Maybe as a compromise, you might offer to take a host offline once in a while to perform a complete system scan of the C: drive.
Anyway, that’s my opinion on the matter.
You’re making a judgment call, weighing all the options with their pros and cons. And in my humble opinion you’re right.Compare this to vaccins/inoculations to protect the majority of your population. You don’t have to get a 100% complete coverage to be succesfull in containing an outbreak. Just a sufficiently large enough part including your most vulnerable and most at risk population. This fits that bill. Check list “security officers” do more harm than good.
Thanks Didier.
Some more to think about: implement correct cloud email scanning, on-server email scanning, proxy scanning, and server/desktop scanning, and you have protected all avenues. If you really need to, you could go extreme, and set up a AD forest/firewalled network just for your parent partitions – but that’ll complicated management stuff like you won’t believe!

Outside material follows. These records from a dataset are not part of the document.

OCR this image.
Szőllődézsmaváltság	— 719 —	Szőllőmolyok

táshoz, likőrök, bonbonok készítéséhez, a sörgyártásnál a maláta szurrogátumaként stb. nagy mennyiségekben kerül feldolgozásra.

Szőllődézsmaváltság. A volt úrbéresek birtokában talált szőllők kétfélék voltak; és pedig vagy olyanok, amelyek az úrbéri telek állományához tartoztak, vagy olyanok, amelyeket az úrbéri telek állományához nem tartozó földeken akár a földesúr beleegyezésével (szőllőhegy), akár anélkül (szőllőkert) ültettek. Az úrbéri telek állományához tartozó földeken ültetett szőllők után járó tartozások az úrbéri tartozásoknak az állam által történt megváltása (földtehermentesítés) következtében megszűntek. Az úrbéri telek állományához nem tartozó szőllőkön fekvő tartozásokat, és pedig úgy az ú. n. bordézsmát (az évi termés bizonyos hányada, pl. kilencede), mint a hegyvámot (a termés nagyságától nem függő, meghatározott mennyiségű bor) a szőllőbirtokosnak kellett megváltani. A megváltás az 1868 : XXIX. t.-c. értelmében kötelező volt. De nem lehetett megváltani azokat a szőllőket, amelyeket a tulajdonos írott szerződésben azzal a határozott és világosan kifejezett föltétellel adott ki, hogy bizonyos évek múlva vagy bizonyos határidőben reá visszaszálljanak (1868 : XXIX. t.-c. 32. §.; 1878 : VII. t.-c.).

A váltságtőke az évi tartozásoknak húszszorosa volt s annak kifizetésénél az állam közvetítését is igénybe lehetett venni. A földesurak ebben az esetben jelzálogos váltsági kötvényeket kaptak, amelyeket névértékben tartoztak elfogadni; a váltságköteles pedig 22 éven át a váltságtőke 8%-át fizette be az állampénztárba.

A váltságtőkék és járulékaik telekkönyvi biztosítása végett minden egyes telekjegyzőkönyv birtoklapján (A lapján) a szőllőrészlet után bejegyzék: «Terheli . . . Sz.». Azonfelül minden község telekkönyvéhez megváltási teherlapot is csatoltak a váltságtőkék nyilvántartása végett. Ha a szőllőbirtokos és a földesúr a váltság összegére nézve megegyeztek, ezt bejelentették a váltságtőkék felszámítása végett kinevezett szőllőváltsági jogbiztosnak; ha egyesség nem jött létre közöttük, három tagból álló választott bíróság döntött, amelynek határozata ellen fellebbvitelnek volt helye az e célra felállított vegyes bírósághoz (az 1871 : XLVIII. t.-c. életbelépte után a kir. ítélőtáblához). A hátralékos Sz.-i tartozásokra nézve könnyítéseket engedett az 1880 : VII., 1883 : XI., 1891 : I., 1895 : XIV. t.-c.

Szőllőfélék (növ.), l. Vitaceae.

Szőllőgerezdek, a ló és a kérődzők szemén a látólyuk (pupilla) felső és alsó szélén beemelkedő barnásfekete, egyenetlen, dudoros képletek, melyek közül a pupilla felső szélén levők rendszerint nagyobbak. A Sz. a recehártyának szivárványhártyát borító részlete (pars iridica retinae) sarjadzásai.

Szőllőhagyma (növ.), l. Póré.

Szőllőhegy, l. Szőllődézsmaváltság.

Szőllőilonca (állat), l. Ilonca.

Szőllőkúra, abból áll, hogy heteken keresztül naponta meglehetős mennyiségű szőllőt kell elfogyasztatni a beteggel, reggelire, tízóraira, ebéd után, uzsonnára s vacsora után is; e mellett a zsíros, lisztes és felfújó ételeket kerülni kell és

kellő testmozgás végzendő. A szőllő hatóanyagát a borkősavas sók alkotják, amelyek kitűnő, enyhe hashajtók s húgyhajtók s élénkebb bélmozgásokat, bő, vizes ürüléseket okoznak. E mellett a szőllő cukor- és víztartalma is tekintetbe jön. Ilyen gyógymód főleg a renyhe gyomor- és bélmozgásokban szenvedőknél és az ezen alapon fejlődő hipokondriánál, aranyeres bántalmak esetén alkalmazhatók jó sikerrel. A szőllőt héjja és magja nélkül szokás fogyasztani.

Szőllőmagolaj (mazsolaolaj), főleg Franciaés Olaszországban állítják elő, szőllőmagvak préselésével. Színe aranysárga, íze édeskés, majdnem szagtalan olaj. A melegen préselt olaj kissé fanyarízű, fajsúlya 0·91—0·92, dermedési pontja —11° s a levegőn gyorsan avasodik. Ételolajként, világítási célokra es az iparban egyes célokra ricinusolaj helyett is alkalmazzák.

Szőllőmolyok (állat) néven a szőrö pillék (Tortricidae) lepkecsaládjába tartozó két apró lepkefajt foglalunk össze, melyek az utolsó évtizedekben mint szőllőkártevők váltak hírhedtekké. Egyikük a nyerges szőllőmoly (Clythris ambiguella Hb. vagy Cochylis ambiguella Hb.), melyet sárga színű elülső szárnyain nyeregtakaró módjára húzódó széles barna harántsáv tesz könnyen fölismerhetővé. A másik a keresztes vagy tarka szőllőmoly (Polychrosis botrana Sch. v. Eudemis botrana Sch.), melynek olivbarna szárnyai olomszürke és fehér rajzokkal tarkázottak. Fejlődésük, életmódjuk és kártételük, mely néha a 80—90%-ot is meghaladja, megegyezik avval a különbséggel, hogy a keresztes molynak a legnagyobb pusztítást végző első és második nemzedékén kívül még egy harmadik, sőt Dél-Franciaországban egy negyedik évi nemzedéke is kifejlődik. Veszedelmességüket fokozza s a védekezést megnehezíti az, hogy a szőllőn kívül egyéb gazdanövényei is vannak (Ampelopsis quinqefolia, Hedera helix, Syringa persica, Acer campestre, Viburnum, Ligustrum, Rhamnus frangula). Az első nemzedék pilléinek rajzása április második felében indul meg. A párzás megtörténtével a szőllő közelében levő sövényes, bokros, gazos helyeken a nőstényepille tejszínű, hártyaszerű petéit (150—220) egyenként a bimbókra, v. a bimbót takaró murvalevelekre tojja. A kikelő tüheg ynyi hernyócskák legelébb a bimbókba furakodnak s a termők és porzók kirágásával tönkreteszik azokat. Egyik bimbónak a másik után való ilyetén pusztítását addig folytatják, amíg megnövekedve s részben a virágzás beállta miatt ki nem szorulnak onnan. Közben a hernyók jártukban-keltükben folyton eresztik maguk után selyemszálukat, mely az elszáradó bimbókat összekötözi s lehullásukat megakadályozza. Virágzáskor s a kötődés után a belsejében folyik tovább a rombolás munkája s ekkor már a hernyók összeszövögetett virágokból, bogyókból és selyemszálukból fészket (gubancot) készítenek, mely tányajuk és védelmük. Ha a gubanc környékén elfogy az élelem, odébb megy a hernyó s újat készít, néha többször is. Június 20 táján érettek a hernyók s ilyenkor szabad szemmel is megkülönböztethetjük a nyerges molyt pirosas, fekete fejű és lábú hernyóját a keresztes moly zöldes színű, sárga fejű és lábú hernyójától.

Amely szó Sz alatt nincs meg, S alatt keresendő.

Aha, yes, one of my designs is a AD domain just to be used for management/clustering and is extremly isolated. The actual production domain(s) run as guests on the Hyper-V hosts of a cluster in that management domain. Minimal to no contact between partent partitions guest and in between seperate guest environments depending on your needs 🙂 I love that concept.
Its not supported by Microsoft, but in a pinch I have used the following article to re-add VMs to the host if the config is still intact but it’s just not showing up in the Management console (note it does work in 2008 R2):
http://blogs.msdn.com/b/robertvi/archive/2008/12/19/howto-manually-add-a-vm-configuration-to-hyper-v.aspx
Also, once in a while I have seen the config file just have an extra ‘>’ on the end when the host doesn’t shut down cleanly, but that was on a 2008 host.
Considering that all antivirus on-access scanning can be a hog if a file is changing size all the time, and as an ex-security person, I would always ask, “do we have a file that is constantly being changed? If I knew it was being changed all the time, I would do an exclude of scanning for that file. Was I correct in doing this? I did not care, as long as the file was not .dll, .exe and etc. With a host server, the on access scanner would have nothing to do once the host is up and running. Would you scan the VM and the files that make each VM work and any of its files? IF you have a thug requiring you to use antivirus, limit what is being scanned and avoid scanning of the VM folders.
Just avoiding those folders is not enough. You have to comply with the entire set of exceptions. Fail to do so and *bang* you’re done. And I did hear of one AV product that did reset its exceptions after an upgrade recently. The risk is just too high IMO.
I agree, I am with you. Do not install AV and save your weekend for golf or boating. I do not see this one as a lesser of 2 evils, as I have seen a DAT update break thousands of clients and they all needed a manual fix or a push of code to get them all happy.